Par Nicolas Kssis-Martov
Bref, j’ai écrit une bio de footballeur

Classiques de l’édition sportive, les bios de footballeurs abondent, aussi bien sous la forme d’enquêtes genre « la face cachée de » que de versions « officielles » à la première personne (en général avec l’aide d’un porte-plume). Si les ventes se révèlent rarement à la hauteur des espérances des éditeurs qui croient y déceler le bon filon, le moindre joueur, aussi modeste soit-il, ayant traversé l'histoire d'une manière ou d'une autre, (de Steve Savidan à Louis Saha), veut ou a droit à son ISBN. Petit tentative d’exploration d’un exercice de style plus périlleux qu’il n’y paraît.

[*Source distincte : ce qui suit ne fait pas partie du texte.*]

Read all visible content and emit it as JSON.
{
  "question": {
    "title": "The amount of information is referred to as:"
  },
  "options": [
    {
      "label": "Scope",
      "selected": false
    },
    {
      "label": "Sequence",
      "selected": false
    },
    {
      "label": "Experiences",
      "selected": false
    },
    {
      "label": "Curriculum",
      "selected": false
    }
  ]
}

Inutile de se lancer dans des comparaisons foireuses qui mettraient la littérature à genoux et l’amour des belles lettres en croix, les bios ne constituent certainement pas l’équivalent des mémoires d’hommes ou de femmes politiques, bien que pour être honnête, elle s’avèrent régulièrement aussi insipides l’une que l’autre, et qu’il soit toujours permis de douter de qui tient véritablement le stylo (ou le clavier). Et cela quelles que soient les catégories que l’on évoque : récit officiel, auto-célébration ou repentance post-dépression, investigations vaguement racoleuses, et, pour la plus courante, la légende dorée, parfois rédigée sans avoir jamais croisé la gloire du ballon concernée par des éloges qui se rétribuent en droits d’auteur.

Si l’écriture assure en général, sur la forme, le service minimum, le fond reste souvent décevant, avec l’impression de survoler une compil’ d’articles ou de relire les mêmes anecdotes depuis des années (quand les sources sont citées), et sans penser au final à la souffrance du confrère qui doit s’enquiller par conscience professionnelle cette pseudo prosopographie. Comme s’il n’existait pas de voie du milieu entre l’hagiographie du brave type qui vient d’en bas et le déballage des affres des idoles enivrées par le succès et les tentations de la renommée (même si dans ce cas les guillemets sont souvent de rigueur). La déception se situe à la hauteur des attentes que suscitent une si belle matière vivante, quelque part entre Balzac et Desperate Housewives, bref ces demi-dieux et leur relation avec les sociétés qui les ont transformés en veaux d’or.

« Peu de gens acceptent de te répondre »

« J’ai travaillé sur le grand banditisme et j’ai publié une livre sur Antonio Ferrara( Le roi de la belle avec Brendan Kemmet chez Le Cherche midi, ndlr). Cependant j’ai été stupéfait de réaliser en m’attaquant au cas de Franck Ribéry, que quelque part, c’était bien plus compliqué et difficile de toucher au monde du foot pro et aux footeux. Et comme avec le milieu, nos sources réclamaient parfois de l’argent ! » Matthieu Suc, co-auteur avec Gilles Verdez de La Face cachée de Ribéry, aux Editions du Moment, établit d’office une comparaison riche d’enseignements. « Peu de gens acceptent de te répondre, poursuit Arnaud Ramsay, qui vient de sortir un ouvrage de commande sur Laurent Blanc (La face cachée du président, chez Fetjaine). Surtout quand, en plus, tu te trouves en face de quelqu’un de très taiseux, comme le sélectionneur de l’équipe de France, qui a refusé de te parler. La solution de repli consiste alors à mettre en lumière des choses peu connues du grand public, des réalités oubliées, de les mettre bout à bout et en relation, afin de redessiner un autre portrait du personnage. »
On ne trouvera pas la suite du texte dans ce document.